In 2004, the Plaintiffs took out a loan with Ameriquest Mortgage Co., which assigned the mortgage securing the loan to MERS by written assignment recorded February 8, 2005. In 2009, MERS recorded an assignment of the mortgage to HSBC Mortgage Services, Inc. (“HSBC”). In 2012, following attempts to secure a modification of the mortgage and note, the Plaintiffs sued HSBC on the grounds that the MERS assignment to HSBC was invalid and HSBC therefore held no interest in the mortgage.

The First Circuit noted that the District Court, acting before the issuance of the Culhane and Woods opinions, had dismissed the complaint on the grounds that the Plaintiffs lacked standing to challenge the assignment.
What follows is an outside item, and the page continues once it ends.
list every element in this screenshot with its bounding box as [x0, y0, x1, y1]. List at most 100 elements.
While this basis was overruled by the later First Circuit cases, the court had no difficulty finding that Plaintiffs’ claims fared no better under the more recent precedent.

The major thrust of Plaintiffs’ claims was that the signatory on the assignment was not a MERS employee, but rather an employee of HSBC. As the Court noted, however, she was also a Vice President of MERS. As such, she had the authority to assign the mortgage to HSBC. “Significantly, the Complaint does not allege that such dual agency violates the common law or any statute or applicable regulation.” Wilson at * 7. As the Court noted in Culhane, Massachusetts law “neither places restrictions on who may be elected as an officer of the assignor nor imposes special requirements (say, regular employment) on who may serve as a vice president of an assignor corporation.” Culhane, 708 F.3d at 294.

The signatory’s positions as both an employee of HSBC and a Vice President of MERS comported with Massachusetts law, and any other allegations by Plaintiffs failed to undermine the assignment. “Indeed, everything the [Plaintiffs] have put before us gives us no reason to question the validity of the 2008 mortgage transfer from MERS to HSBC.” Wilson at *12. The MERS system of mortgage assignments remains valid under binding First Circuit precedent.